💬 Je reprends ma lecture (17%).
En lisant quelques lignes, je me remis à penser à E-Minor, un hacker que j’avais rencontré récemment. E-Minor m’expliqua que le jeu était, selon lui, « trop déconnecté de la réalité ». Il avait besoin de choses concrètes, pas d’artefacts numériques, pas d’un monde imaginaire. Le « travail » ou la perspective du travail lui permettait de surmonter l’ennui auquel le vouait un temps hors du temps, un temps ontologiquement autre. Il avait besoin d’un temps pulsé, d’un temps quantitatif. Pas de durée, pas de diégèse, pas de personnages. Or, cette manière de se dédoubler à travers des vecteurs audiovisuels et cinétiques, n’était-ce pas une volonté d’y entrer?
J’ai alors rapidement cerné que la solitude guettait E-Minor, ce qui s’avéra juste. Il souhaitait rencontrer des gens, afin de ne pas rester seul. Pourquoi?
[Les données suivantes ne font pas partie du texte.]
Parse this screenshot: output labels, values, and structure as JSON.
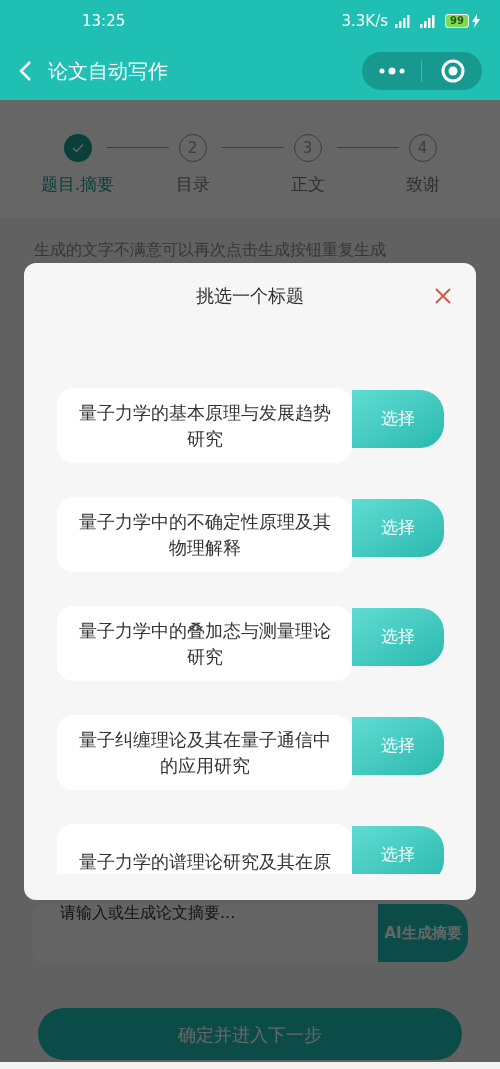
{
  "status_bar": {
    "time": "13:25",
    "speed": "3.3K/s",
    "battery": "99"
  },
  "header": {
    "title": "论文自动写作"
  },
  "steps": [
    {
      "label": "题目.摘要",
      "done": true
    },
    {
      "number": "2",
      "label": "目录",
      "done": false
    },
    {
      "number": "3",
      "label": "正文",
      "done": false
    },
    {
      "number": "4",
      "label": "致谢",
      "done": false
    }
  ],
  "hint": "生成的文字不满意可以再次点击生成按钮重复生成",
  "abstract": {
    "placeholder": "请输入或生成论文摘要...",
    "button": "AI生成摘要"
  },
  "next_button": "确定并进入下一步",
  "dialog": {
    "title": "挑选一个标题",
    "options": [
      {
        "title": "量子力学的基本原理与发展趋势研究",
        "button": "选择"
      },
      {
        "title": "量子力学中的不确定性原理及其物理解释",
        "button": "选择"
      },
      {
        "title": "量子力学中的叠加态与测量理论研究",
        "button": "选择"
      },
      {
        "title": "量子纠缠理论及其在量子通信中的应用研究",
        "button": "选择"
      },
      {
        "title": "量子力学的谱理论研究及其在原",
        "button": "选择"
      }
    ]
  }
}
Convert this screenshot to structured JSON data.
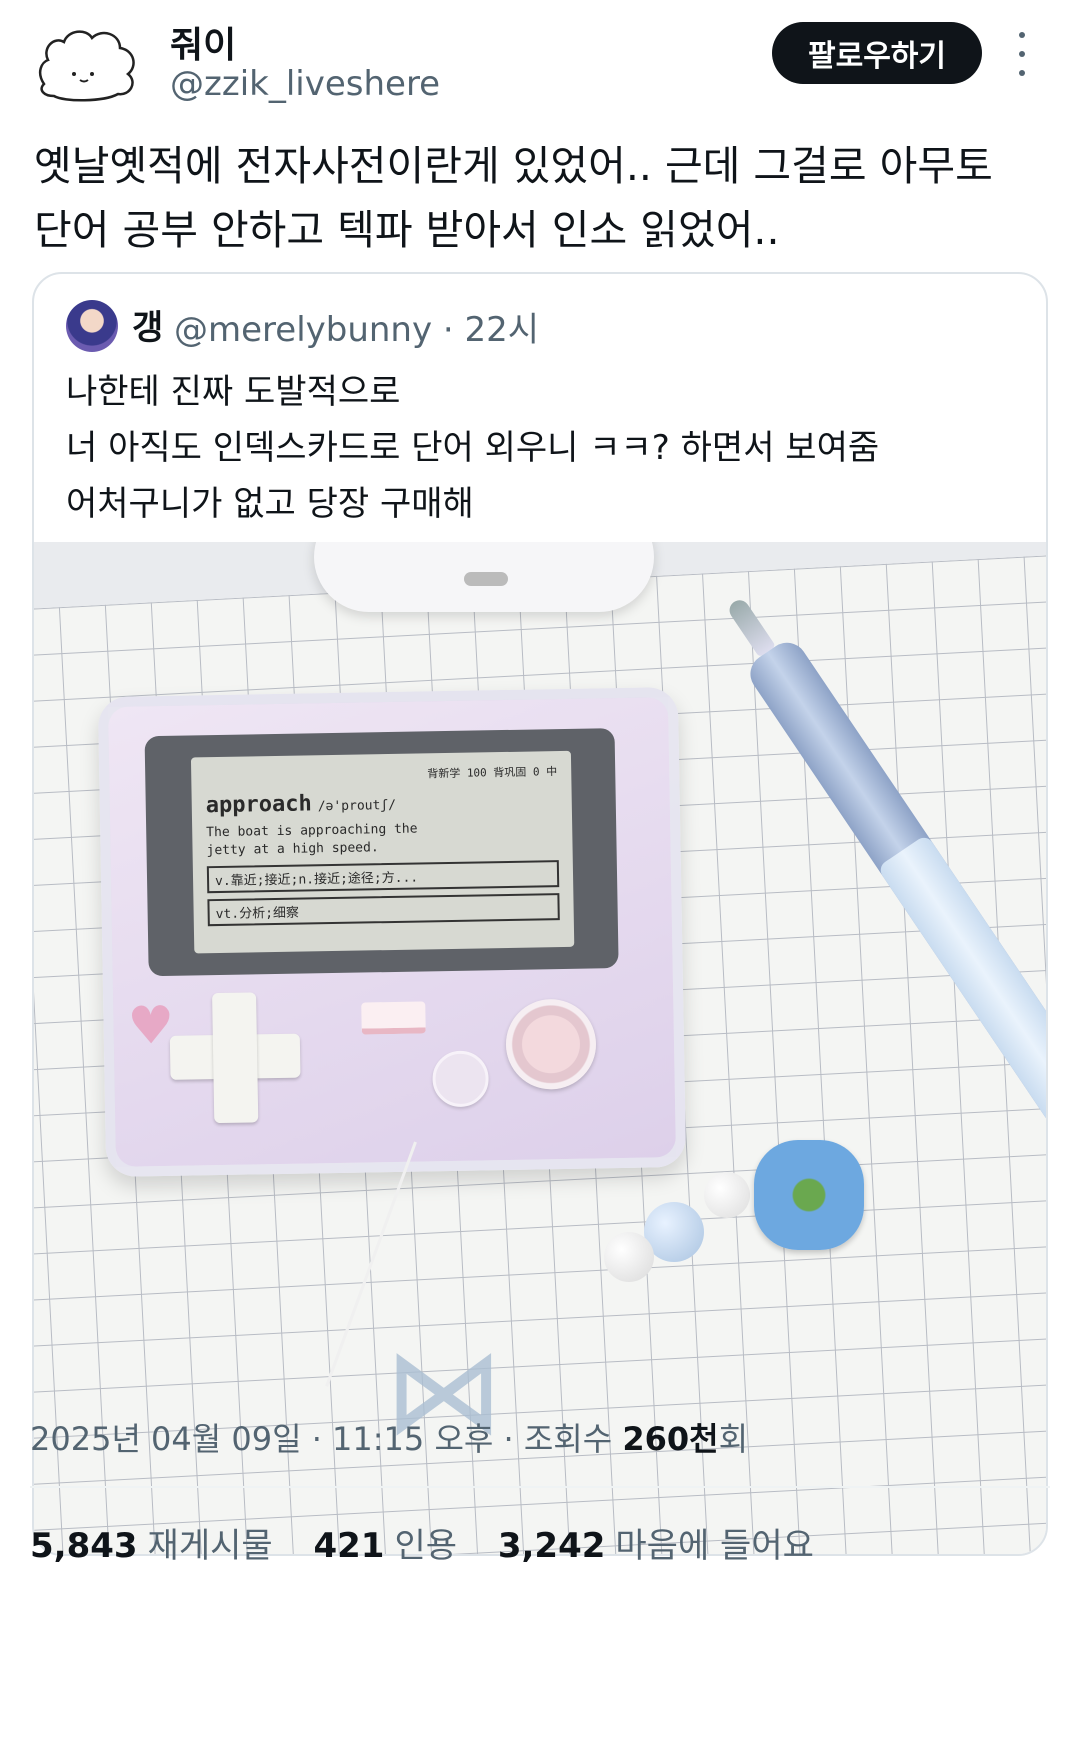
{
  "author": {
    "name": "줘이",
    "handle": "@zzik_liveshere",
    "follow_label": "팔로우하기"
  },
  "tweet": {
    "text": "옛날옛적에 전자사전이란게 있었어.. 근데 그걸로 아무토\n단어 공부 안하고 텍파 받아서 인소 읽었어.."
  },
  "quote": {
    "name": "갱",
    "handle_time": "@merelybunny · 22시",
    "text": "나한테 진짜 도발적으로\n너 아직도 인덱스카드로 단어 외우니 ㅋㅋ? 하면서 보여줌\n어처구니가 없고 당장 구매해",
    "screen": {
      "top": "背新学 100  背巩固  0   中",
      "word": "approach",
      "phonetic": "/ə'proutʃ/",
      "example": "The boat is approaching the\njetty at a high speed.",
      "option1": "v.靠近;接近;n.接近;途径;方...",
      "option2": "vt.分析;细察"
    }
  },
  "meta": {
    "date_time": "2025년 04월 09일 · 11:15 오후 · 조회수 ",
    "views": "260천",
    "views_suffix": "회"
  },
  "stats": {
    "retweets": "5,843",
    "retweets_label": "재게시물",
    "quotes": "421",
    "quotes_label": "인용",
    "likes": "3,242",
    "likes_label": "마음에 들어요"
  }
}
Le principe même qui guette la personne qui croit possible de s’auto-instituer est « la maladie ». La maladie, en effet, va de pair avec le rêve cartésien de l’auto-constitution. Elle est son double. Devrais-je cependant parler comme Whitehead d’« ingression », d’actualisation du virtuel?
Je le pense, oui. Il s’agit d’une ouverture, d’une ligne de fuite.
Ainsi, l’attention au réel que je pratique avec le Collectif me permet d’explorer le virtuel et d’actualiser le potentiel dans le réel. D’où mon intérêt pour le système des objets.